The ICT Development Index (IDI) has four main goals to attain through its scale. First, it seeks to identify the current level of information and communications technology development in countries around the world. Second, the scale shows how both developing and developed nations progress toward improving their ICT. Third, the IDI highlights the disparities between nations in their development of ICT. Finally, the IDI looks at the potential that countries have for their ICT development.
The score for a country can help policymakers identify the level of ICT development within that country during that year. However, changes over time help to show where a country stands in its ICT evolution. Comparing IDI values with other countries also shows how the nations stand against each other in their progress toward improving ICT.

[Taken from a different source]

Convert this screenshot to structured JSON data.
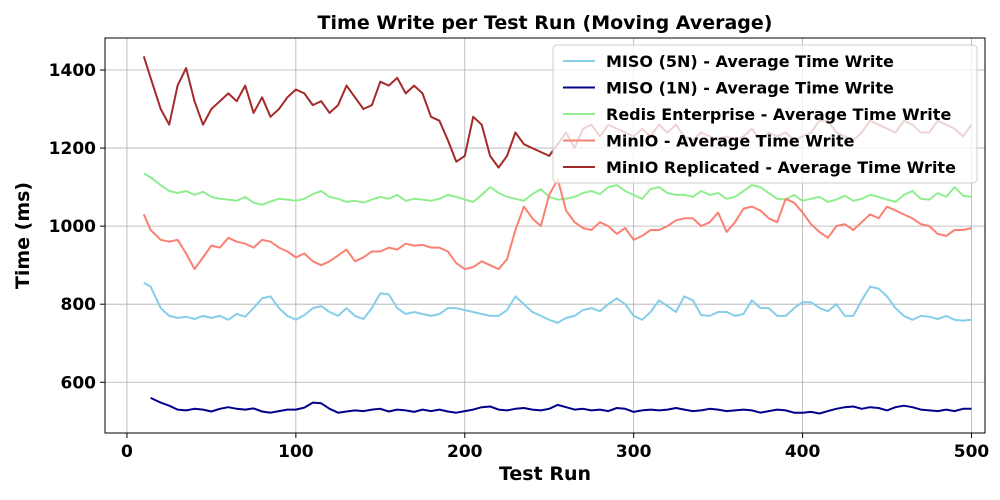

Eleven separate metrics go into calculating the total ICT Development Index score for a country. These metrics fall into three separate groups, which have different weights when determining the IDI.
The two most heavily weighted groups are ICT access and ICT use. Each of these accounts for 40% of the IDI score. The third group is ICT skills, which only accounts for 20% of the total score. Therefore, the calculated values for ICT access and ICT use have more importance in the overall IDI score than ICT skills.
Each of these groups has a different number of the 11 metrics within it. ICT access has five metrics. ICT use only has three of the measurements, and the ICT skills group includes the remaining three.
Within each group, the metrics have even weight. For example, the five metrics in ICT access each are 20% of the ICT access score.
High IDI values equate to greater proliferation and use of communications and information technology within a country. The most recent rankings for IDI place Iceland at the top as having the best score globally. South Korea and Switzerland finished second and third.
The most recent rankings placed Eritrea at the bottom of the list with the lowest IDI score of the 176 nations evaluated.